With large-scale construction sites sometimes catering hundreds, it’s plain that, steps must be taken to limit the spread/exposure of potential infection even where distancing isn’t possible. Hence why many construction managers have created bubbles, allowing for the collaborative work necessary while still eliminating risk. Additions such as staggered entries and break times mean that it should be simple enough to keep said bubbles separate, making it easier to not only keep teams safe but also to track risks in moments if an employee does fall ill.
Even within those bubbles, eliminating infection where possible is a must. For this, construction managers must eliminate shared tools/transportation. Rather, they should designate these necessities, with toolboxes for each team member, while one member of the bubble becomes responsible for a fully-equipped vehicle where necessary, including breakdown protections such as puncture repair kits and a bag-in-box fuelling system. Teams should then be entrusted to take complete care of those tools alone, including cleaning and maintenance so that they can rest 100% certain their gear is germ-free.

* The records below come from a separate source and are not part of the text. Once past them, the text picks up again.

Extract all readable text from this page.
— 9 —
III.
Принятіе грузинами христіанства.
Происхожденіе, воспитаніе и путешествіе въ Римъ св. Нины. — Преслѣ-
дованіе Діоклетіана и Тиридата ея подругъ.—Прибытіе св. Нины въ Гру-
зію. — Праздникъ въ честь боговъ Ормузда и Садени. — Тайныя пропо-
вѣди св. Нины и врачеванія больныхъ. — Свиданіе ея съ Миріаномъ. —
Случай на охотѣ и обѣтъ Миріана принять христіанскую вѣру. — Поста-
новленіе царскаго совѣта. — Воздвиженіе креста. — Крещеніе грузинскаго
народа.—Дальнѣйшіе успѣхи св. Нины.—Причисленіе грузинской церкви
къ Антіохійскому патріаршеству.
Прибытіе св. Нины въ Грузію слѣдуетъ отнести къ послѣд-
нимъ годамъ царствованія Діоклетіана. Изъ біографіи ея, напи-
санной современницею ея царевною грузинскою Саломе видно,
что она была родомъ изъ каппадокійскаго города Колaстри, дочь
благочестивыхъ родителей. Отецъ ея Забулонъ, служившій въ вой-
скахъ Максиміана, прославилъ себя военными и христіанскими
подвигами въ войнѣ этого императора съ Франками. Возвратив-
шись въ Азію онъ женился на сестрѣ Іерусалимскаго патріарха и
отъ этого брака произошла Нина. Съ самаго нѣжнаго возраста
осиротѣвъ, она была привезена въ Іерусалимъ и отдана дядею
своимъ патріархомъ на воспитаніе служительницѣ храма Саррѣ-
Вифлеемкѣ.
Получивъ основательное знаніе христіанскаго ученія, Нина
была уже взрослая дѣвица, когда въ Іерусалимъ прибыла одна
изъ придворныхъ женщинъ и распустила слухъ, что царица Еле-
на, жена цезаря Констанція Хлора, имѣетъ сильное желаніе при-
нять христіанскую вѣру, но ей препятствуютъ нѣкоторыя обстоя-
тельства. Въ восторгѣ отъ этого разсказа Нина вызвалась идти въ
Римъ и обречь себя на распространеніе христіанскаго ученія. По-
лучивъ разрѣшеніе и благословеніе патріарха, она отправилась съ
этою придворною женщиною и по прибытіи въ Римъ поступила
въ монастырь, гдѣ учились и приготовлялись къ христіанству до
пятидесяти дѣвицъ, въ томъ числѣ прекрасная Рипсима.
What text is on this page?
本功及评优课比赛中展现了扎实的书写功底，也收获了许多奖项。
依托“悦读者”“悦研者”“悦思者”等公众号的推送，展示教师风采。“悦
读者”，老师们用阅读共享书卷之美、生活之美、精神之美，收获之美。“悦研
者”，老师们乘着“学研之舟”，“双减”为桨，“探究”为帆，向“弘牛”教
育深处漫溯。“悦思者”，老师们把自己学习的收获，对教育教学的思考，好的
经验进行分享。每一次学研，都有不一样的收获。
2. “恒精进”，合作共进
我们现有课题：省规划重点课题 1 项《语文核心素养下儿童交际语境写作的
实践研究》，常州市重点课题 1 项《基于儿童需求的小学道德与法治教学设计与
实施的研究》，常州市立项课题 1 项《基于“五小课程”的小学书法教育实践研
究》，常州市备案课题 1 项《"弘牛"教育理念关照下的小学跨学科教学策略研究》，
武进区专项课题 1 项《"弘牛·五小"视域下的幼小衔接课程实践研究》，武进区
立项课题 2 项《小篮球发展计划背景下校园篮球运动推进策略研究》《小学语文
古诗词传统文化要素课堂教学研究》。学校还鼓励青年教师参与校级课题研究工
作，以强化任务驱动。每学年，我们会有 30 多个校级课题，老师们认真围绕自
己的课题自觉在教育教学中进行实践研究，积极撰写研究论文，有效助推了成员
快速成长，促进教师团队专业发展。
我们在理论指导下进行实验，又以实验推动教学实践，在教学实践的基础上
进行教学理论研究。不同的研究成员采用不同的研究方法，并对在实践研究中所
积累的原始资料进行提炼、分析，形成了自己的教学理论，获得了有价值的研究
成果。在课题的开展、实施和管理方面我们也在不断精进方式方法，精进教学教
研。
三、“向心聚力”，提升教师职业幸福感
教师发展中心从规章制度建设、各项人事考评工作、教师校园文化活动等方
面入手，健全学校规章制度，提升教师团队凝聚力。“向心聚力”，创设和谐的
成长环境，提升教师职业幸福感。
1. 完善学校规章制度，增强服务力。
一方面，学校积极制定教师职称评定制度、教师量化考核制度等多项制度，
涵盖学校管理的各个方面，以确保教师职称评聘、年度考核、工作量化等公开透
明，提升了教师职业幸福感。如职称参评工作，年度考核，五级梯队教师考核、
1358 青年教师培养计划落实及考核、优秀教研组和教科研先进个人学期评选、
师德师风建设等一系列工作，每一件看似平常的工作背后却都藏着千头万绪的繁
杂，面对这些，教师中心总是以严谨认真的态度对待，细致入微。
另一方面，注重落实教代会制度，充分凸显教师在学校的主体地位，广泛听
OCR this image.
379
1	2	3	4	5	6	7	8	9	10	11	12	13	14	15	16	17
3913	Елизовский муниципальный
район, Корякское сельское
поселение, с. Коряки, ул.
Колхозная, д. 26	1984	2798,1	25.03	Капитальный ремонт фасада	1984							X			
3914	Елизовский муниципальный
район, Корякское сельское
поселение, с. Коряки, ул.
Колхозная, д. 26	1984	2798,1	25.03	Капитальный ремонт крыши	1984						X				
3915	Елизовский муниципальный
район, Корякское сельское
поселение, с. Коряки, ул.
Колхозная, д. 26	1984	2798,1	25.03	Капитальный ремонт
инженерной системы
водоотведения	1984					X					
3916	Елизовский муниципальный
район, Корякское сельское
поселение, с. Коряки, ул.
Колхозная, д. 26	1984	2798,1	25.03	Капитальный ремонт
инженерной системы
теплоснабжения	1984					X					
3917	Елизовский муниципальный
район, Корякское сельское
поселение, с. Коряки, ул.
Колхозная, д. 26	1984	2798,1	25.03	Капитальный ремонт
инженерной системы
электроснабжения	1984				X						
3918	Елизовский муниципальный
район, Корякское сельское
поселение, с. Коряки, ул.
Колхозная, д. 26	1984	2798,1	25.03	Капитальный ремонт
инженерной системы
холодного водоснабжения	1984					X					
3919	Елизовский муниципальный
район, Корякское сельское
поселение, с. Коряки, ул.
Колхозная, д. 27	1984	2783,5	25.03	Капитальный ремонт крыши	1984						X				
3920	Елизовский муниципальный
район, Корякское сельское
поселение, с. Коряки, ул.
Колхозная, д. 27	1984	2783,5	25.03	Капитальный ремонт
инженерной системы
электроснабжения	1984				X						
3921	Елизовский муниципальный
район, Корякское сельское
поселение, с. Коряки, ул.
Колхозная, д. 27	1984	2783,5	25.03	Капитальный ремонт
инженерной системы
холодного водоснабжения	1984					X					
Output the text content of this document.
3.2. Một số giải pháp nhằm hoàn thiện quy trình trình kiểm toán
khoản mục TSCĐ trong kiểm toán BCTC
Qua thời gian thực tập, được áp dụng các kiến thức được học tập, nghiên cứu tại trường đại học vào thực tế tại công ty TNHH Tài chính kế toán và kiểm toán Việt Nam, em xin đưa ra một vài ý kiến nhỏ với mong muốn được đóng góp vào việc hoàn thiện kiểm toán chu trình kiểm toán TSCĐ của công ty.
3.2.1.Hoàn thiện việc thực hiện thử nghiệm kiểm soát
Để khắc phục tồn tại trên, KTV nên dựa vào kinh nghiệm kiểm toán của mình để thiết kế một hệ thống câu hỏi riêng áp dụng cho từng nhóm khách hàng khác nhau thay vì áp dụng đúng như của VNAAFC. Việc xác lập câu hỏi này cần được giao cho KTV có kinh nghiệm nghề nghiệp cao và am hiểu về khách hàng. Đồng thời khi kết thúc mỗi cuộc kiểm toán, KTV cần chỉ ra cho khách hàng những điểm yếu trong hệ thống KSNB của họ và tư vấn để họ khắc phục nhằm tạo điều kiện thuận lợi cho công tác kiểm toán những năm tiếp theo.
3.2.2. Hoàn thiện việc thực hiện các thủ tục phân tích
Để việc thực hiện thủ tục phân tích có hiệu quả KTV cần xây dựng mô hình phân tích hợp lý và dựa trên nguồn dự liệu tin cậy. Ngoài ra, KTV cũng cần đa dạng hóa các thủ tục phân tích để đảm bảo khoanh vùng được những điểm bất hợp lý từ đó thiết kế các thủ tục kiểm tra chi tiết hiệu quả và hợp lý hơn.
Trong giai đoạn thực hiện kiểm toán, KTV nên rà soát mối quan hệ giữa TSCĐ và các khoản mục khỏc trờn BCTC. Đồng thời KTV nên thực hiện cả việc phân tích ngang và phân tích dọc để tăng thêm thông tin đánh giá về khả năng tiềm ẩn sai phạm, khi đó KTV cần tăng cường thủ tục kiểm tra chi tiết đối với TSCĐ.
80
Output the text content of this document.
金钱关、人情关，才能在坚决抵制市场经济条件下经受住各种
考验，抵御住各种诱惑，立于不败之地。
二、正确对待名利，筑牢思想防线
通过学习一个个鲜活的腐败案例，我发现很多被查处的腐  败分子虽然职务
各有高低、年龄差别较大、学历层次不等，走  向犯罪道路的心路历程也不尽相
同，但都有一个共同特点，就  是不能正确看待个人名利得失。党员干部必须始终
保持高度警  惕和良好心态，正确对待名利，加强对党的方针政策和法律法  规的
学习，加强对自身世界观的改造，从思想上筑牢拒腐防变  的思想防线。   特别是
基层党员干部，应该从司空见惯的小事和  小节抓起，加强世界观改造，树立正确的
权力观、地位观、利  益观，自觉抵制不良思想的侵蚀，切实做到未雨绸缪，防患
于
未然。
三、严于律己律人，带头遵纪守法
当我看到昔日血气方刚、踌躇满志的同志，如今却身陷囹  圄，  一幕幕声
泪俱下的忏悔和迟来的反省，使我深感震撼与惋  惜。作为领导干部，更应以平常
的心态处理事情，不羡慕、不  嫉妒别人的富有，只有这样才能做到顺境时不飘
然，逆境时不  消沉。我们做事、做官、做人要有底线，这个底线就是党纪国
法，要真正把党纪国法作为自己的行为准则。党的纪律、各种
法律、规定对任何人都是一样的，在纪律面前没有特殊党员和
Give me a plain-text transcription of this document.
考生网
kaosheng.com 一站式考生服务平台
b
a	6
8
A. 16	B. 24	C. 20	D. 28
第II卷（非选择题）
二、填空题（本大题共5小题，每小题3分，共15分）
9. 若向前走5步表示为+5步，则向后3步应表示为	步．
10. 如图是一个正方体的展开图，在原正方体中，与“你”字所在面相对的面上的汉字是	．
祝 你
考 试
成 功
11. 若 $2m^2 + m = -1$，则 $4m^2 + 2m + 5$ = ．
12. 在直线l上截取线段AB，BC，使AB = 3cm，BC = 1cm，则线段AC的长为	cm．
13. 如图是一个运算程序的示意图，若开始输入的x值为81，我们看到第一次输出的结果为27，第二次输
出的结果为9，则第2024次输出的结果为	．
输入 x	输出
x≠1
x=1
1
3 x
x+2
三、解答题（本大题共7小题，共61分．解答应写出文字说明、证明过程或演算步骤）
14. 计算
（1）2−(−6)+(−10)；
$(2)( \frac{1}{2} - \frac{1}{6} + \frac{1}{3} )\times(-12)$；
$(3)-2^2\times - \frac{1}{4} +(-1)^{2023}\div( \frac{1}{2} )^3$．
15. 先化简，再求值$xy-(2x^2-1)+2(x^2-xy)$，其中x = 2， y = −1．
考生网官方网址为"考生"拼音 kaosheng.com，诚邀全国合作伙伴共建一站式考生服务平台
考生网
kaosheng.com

As of mid-January, construction workers are eligible for quick-fire covid testing with results in thirty minutes, even if they show no signs of symptoms.
As such, the last step towards managing the safest possible construction zone is to conduct once-weekly testing on every member of your aforementioned bubbles. If a positive test returns, the entire bubble in question should self-isolate, while other teams can safely continue to operate.
A final word
While health and safety have always been a priority within construction, it looks very different now from the way it did a year ago. Luckily, as you can see from these pointers, even where social distancing isn’t possible, you can keep your teams safe, happy, and more importantly, healthy.